Right now I'm working on the novel I took to Dave's workshop, The King's Falcon. Let me give you
a bit of background so this makes some sense.  I've been working on it for far too long. Originally the first draft was a whopping 300,000 words. Yup. That's not a typo. I realized that I'd actually written 3 books and started breaking them up. The first story was heavily character driven so while technically fine, I'd get comments back that "nothing happened." Not a good comment. So, I took the second book, which focused on the civil war and started merging it into the first so the looming battle actually occurs in Book I. I wasn't really successful at doing this on my own. Enter Dave's workshop. I knew going into the workshop that I had, at least, a pacing problem - too much of the character stuff still happened at the front of the book and too much of the action was stuck in the second half of it. Dave showed me how to pull the two story lines through each other and merge them.

Guess what? The end result of that process is a story that needs its word count trimmed, again. But what to cut? What's a "darling" and what's really necessary?

I've started a process that I call "backwards outlining" using Dave's Million Dollar Outlines and Snyder's Save the Cat, I'm outlining the completed story. Each scene must justify it's existence. What conflict is there? Do the characters change emotional beats within the scene? What information is being imparted that is critical to the forward motion of the story. Am I hitting the right emotional beats or story turning points at the right time?

Let me give you an example:

There's a story beat that Dave labels the "Call to Action" and Snyder calls "The Catalyst." Regardless of what you call it, it's that moment when your hero's world changes and propels him into the story. It happens at the 12 minute mark in a 110 minute movie according to Snyder (he's right, by the way).  That's just a bit shy of the 11% mark. In a 120K word novel, its approximately word 13,200 or page 52 (250 words per page). 

Again, I know my story drags. I'm going to be missing beats somewhere and adding them other places they don't belong. So where did my "Call to Action" fall?

Page 32. 

But wait. I'm 20 pages early, that's good right? Nope. It means my next section (the "Debate") drags on far too long because my midpoint is spot on half way through the text. Now I know where at least one of my pacing problems is. I can go back in and fix it. So, I'm moving a scene from the "Debate" section that doesn't fit forward to the set up phase where it belongs.

Let's go back to my "Call to Action" scene again. Here's the diagram of that scene:

Location: Interior, Sabryna's chambers
Falcon learns that Sabryna is dying. She wants Falcon to marry her widower to reclaim the throne and unite the kingdoms.

Emotional Beat: +/- Falcon starts curious as to what mission Sabryna will send her on, and ends up devastated by news of Sabryna's terminal illness.

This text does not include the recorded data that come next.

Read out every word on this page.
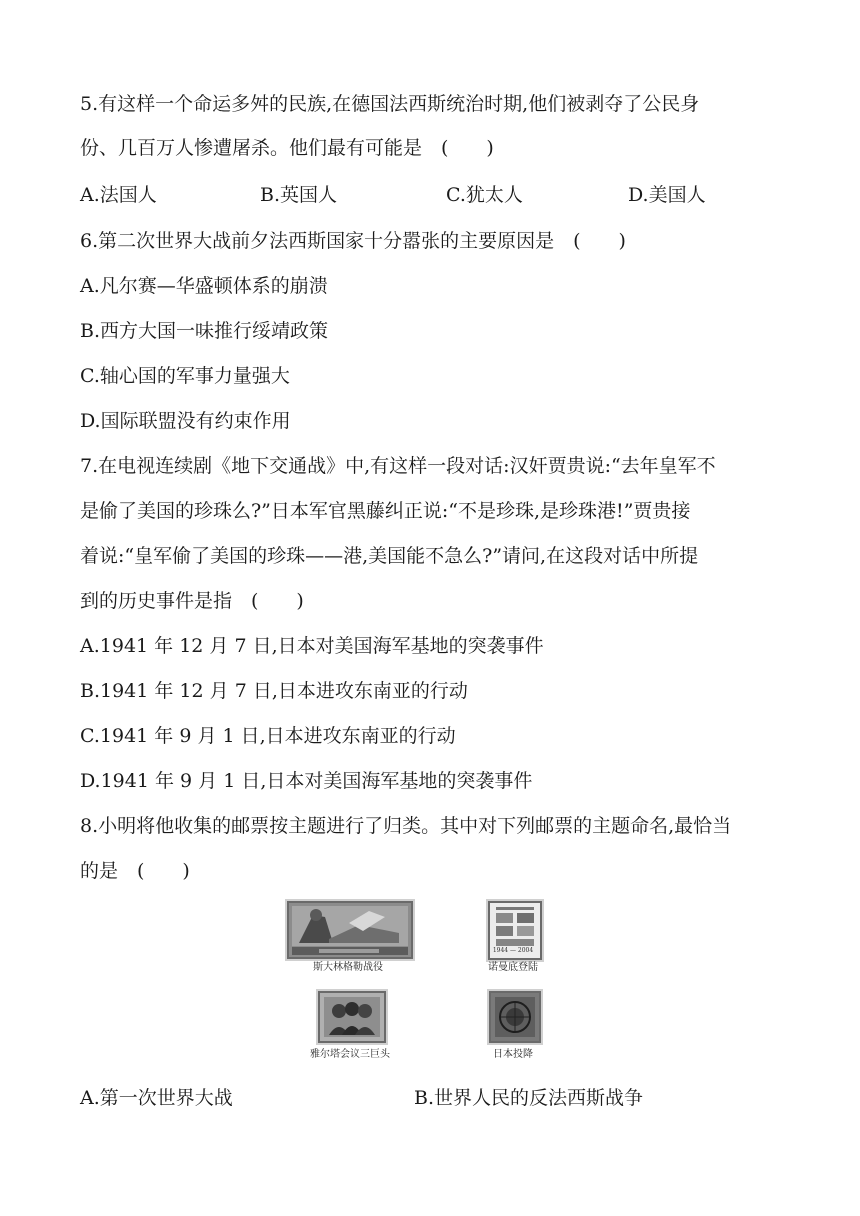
5.有这样一个命运多舛的民族,在德国法西斯统治时期,他们被剥夺了公民身
份、几百万人惨遭屠杀。他们最有可能是　(　　)
A.法国人	B.英国人	C.犹太人	D.美国人
6.第二次世界大战前夕法西斯国家十分嚣张的主要原因是　(　　)
A.凡尔赛—华盛顿体系的崩溃
B.西方大国一味推行绥靖政策
C.轴心国的军事力量强大
D.国际联盟没有约束作用
7.在电视连续剧《地下交通战》中,有这样一段对话:汉奸贾贵说:“去年皇军不
是偷了美国的珍珠么?”日本军官黑藤纠正说:“不是珍珠,是珍珠港!”贾贵接
着说:“皇军偷了美国的珍珠——港,美国能不急么?”请问,在这段对话中所提
到的历史事件是指　(　　)
A.1941 年 12 月 7 日,日本对美国海军基地的突袭事件
B.1941 年 12 月 7 日,日本进攻东南亚的行动
C.1941 年 9 月 1 日,日本进攻东南亚的行动
D.1941 年 9 月 1 日,日本对美国海军基地的突袭事件
8.小明将他收集的邮票按主题进行了归类。其中对下列邮票的主题命名,最恰当
的是　(　　)
斯大林格勒战役
1944 — 2004
诺曼底登陆
雅尔塔会议三巨头	日本投降
A.第一次世界大战	B.世界人民的反法西斯战争
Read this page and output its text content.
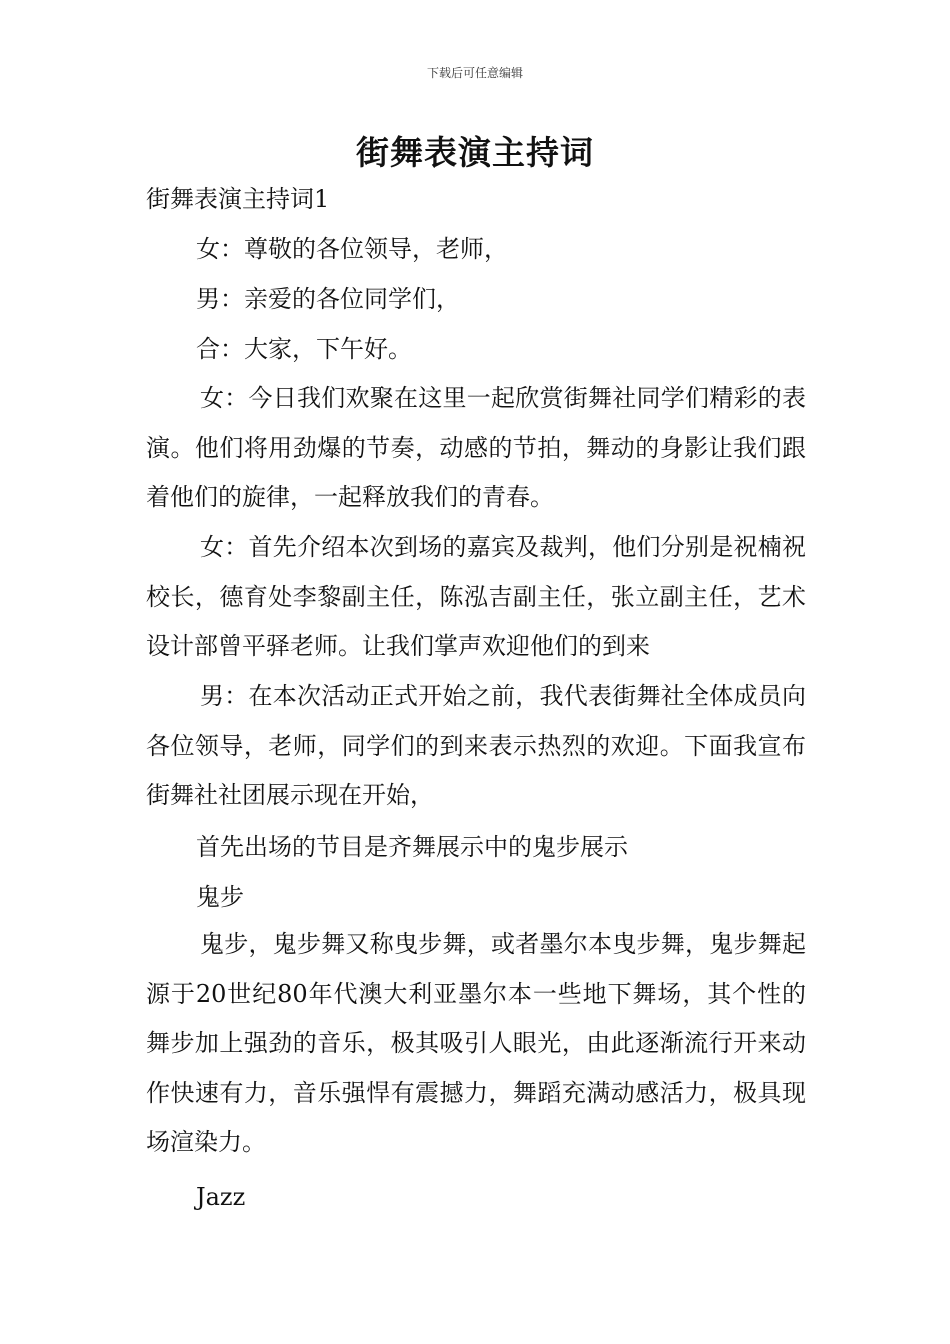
下载后可任意编辑
街舞表演主持词
街舞表演主持词1
女：尊敬的各位领导，老师，
男：亲爱的各位同学们，
合：大家，下午好。
女：今日我们欢聚在这里一起欣赏街舞社同学们精彩的表演。他们将用劲爆的节奏，动感的节拍，舞动的身影让我们跟着他们的旋律，一起释放我们的青春。
女：首先介绍本次到场的嘉宾及裁判，他们分别是祝楠祝校长，德育处李黎副主任，陈泓吉副主任，张立副主任，艺术设计部曾平驿老师。让我们掌声欢迎他们的到来
男：在本次活动正式开始之前，我代表街舞社全体成员向各位领导，老师，同学们的到来表示热烈的欢迎。下面我宣布街舞社社团展示现在开始，
首先出场的节目是齐舞展示中的鬼步展示
鬼步
鬼步，鬼步舞又称曳步舞，或者墨尔本曳步舞，鬼步舞起源于20世纪80年代澳大利亚墨尔本一些地下舞场，其个性的舞步加上强劲的音乐，极其吸引人眼光，由此逐渐流行开来动作快速有力，音乐强悍有震撼力，舞蹈充满动感活力，极具现场渲染力。
Jazz
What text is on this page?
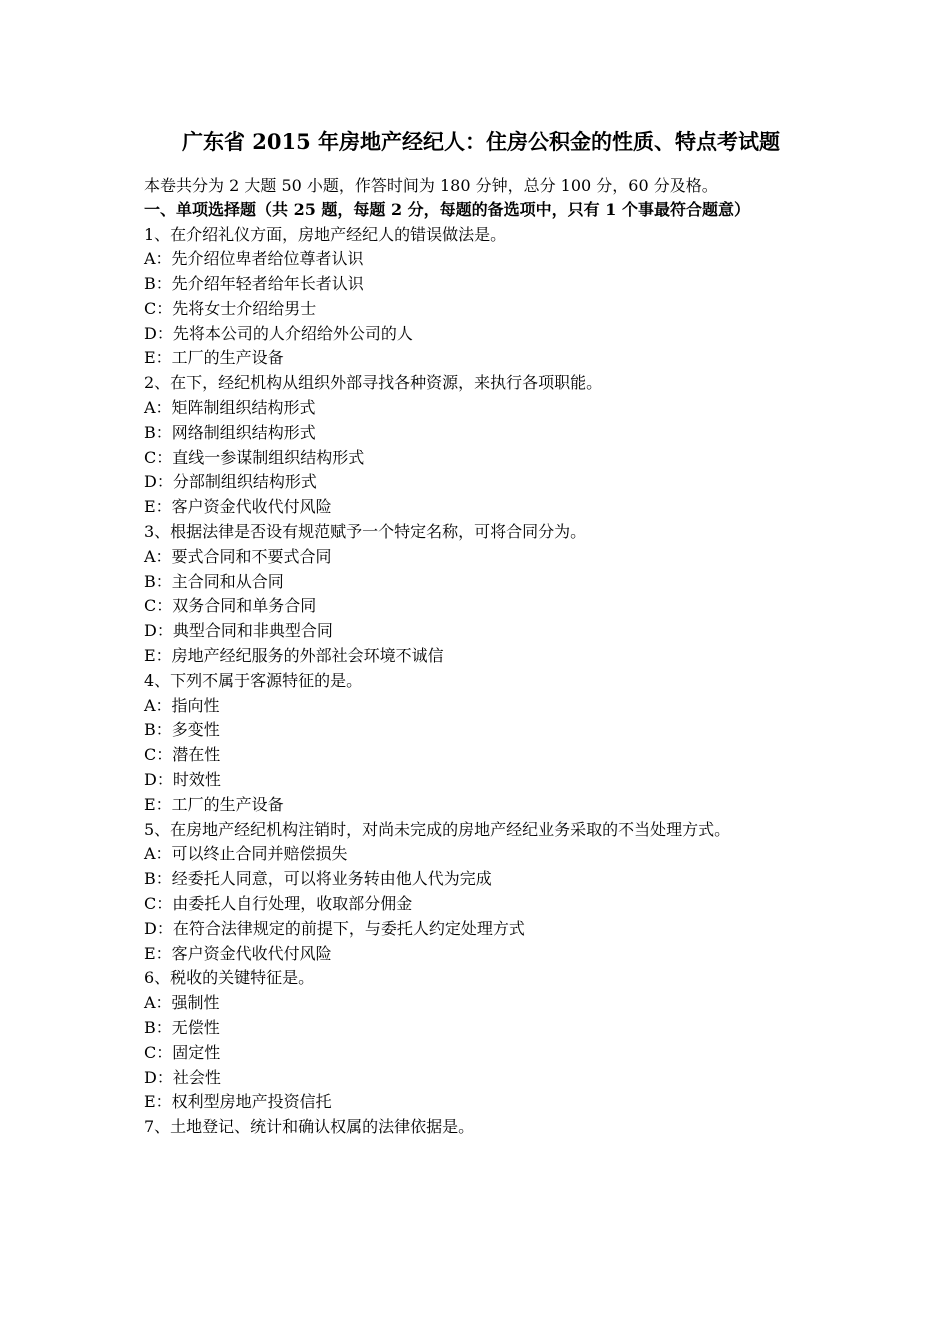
广东省 2015 年房地产经纪人：住房公积金的性质、特点考试题

本卷共分为 2 大题 50 小题，作答时间为 180 分钟，总分 100 分，60 分及格。

一、单项选择题（共 25 题，每题 2 分，每题的备选项中，只有 1 个事最符合题意）

1、在介绍礼仪方面，房地产经纪人的错误做法是。

A：先介绍位卑者给位尊者认识

B：先介绍年轻者给年长者认识

C：先将女士介绍给男士

D：先将本公司的人介绍给外公司的人

E：工厂的生产设备

2、在下，经纪机构从组织外部寻找各种资源，来执行各项职能。

A：矩阵制组织结构形式

B：网络制组织结构形式

C：直线一参谋制组织结构形式

D：分部制组织结构形式

E：客户资金代收代付风险

3、根据法律是否设有规范赋予一个特定名称，可将合同分为。

A：要式合同和不要式合同

B：主合同和从合同

C：双务合同和单务合同

D：典型合同和非典型合同

E：房地产经纪服务的外部社会环境不诚信

4、下列不属于客源特征的是。

A：指向性

B：多变性

C：潜在性

D：时效性

E：工厂的生产设备

5、在房地产经纪机构注销时，对尚未完成的房地产经纪业务采取的不当处理方式。

A：可以终止合同并赔偿损失

B：经委托人同意，可以将业务转由他人代为完成

C：由委托人自行处理，收取部分佣金

D：在符合法律规定的前提下，与委托人约定处理方式

E：客户资金代收代付风险

6、税收的关键特征是。

A：强制性

B：无偿性

C：固定性

D：社会性

E：权利型房地产投资信托

7、土地登记、统计和确认权属的法律依据是。
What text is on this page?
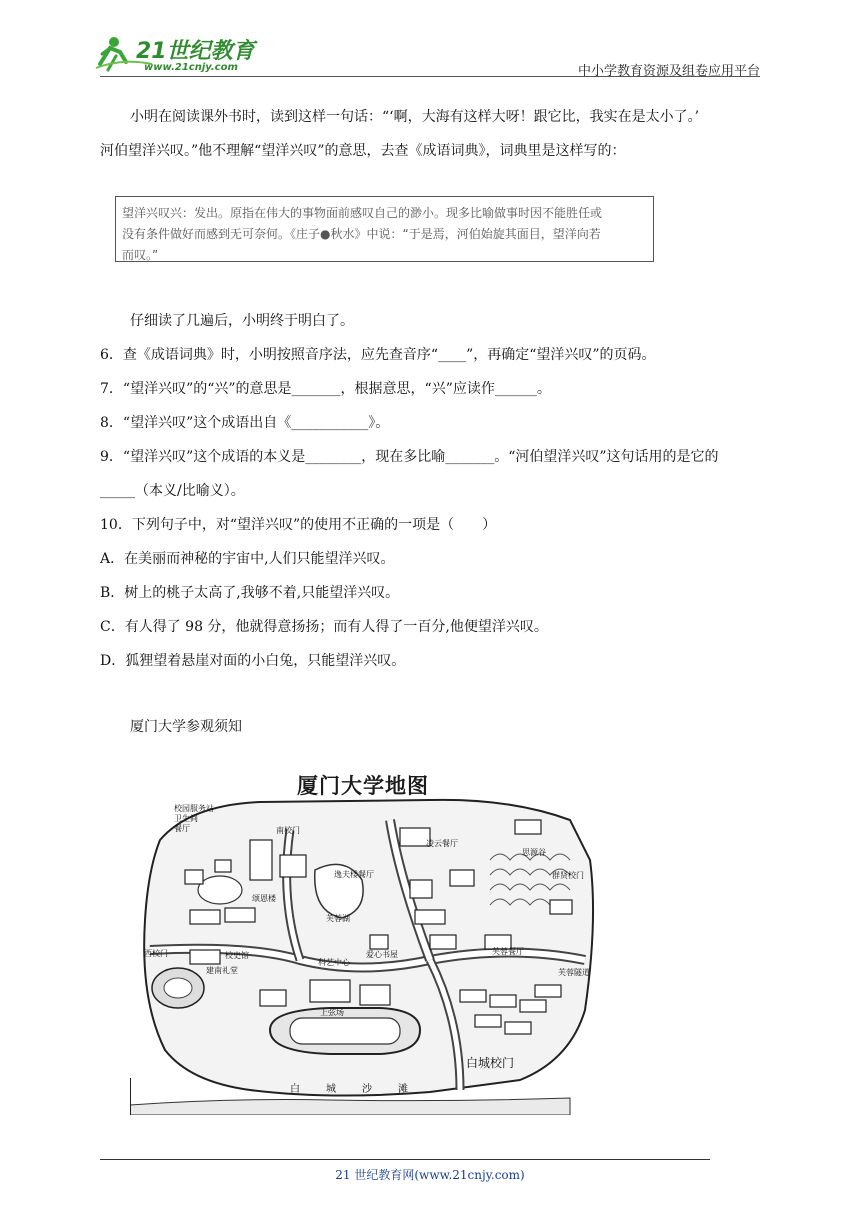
21世纪教育
www.21cnjy.com	中小学教育资源及组卷应用平台
小明在阅读课外书时，读到这样一句话：“‘啊，大海有这样大呀！跟它比，我实在是太小了。’
河伯望洋兴叹。”他不理解“望洋兴叹”的意思，去查《成语词典》，词典里是这样写的：
望洋兴叹兴：发出。原指在伟大的事物面前感叹自己的渺小。现多比喻做事时因不能胜任或
没有条件做好而感到无可奈何。《庄子●秋水》中说：“于是焉，河伯始旋其面目，望洋向若
而叹。”
仔细读了几遍后，小明终于明白了。
6．查《成语词典》时，小明按照音序法，应先查音序“____”，再确定“望洋兴叹”的页码。
7．“望洋兴叹”的“兴”的意思是_______，根据意思，“兴”应读作______。
8．“望洋兴叹”这个成语出自《___________》。
9．“望洋兴叹”这个成语的本义是________，现在多比喻_______。“河伯望洋兴叹”这句话用的是它的
_____（本义/比喻义）。
10．下列句子中，对“望洋兴叹”的使用不正确的一项是（　　）
A．在美丽而神秘的宇宙中,人们只能望洋兴叹。
B．树上的桃子太高了,我够不着,只能望洋兴叹。
C．有人得了 98 分，他就得意扬扬；而有人得了一百分,他便望洋兴叹。
D．狐狸望着悬崖对面的小白兔，只能望洋兴叹。
厦门大学参观须知
校园服务站
卫生间
餐厅	南校门
凌云餐厅
思源谷
群贤校门
逸夫楼餐厅
颂恩楼
芙蓉湖
西校门	校史馆
建南礼堂
科艺中心
爱心书屋	芙蓉餐厅
芙蓉隧道
上弦场
白城校门
白城沙滩
厦门大学地图
21 世纪教育网(www.21cnjy.com)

Conflict >< Falcon wants everything to stay the same; Sabryna needs Falcon to be more than she is and accept her responsibilities.

That works, I have emotional change and a conflict. I also impart a lot of plot relevant information in the wrestling with the conflict. It's a scene I can probably leave alone other than to punch up verbs and tighten the prose.

What about a "darling" that I need to cut then?

"Coffee Clach" with Leesan and Iestyn
Location: Interior castle kitchen
Falcon catches up with her foster mother and best friend, and learns more about Mordent.

Emotional Beat: +/+  Falcon starts content and ends up curious.

Conflict: Ahm, I don't have one. Lessan wants the veggies cut up, Falcon and Iestyn do that. Leesan and Iestyn want to hear information about Falcon's trip, she tells them. Falcon wants to catch up on Court politics and they tell her. Everyone gets along too well.

Yawn.

So while there is needed information here and I love the relationship between the three of them. I can do a quick two or three line recap of the information needed in the next scene. This is a darling, not a required beat. It needs to go or it needs a major rewrite.

Anyway, that's my new take on editing. I'll let you know how the process works for me.

2 comments:

Unknown said...

Thanks Nancy. I pick up useful points, approaches, and FFT even though I didn't have the benefits of those classes.

Unknown said...

Glad it helped you, Don. Thanks for stopping by.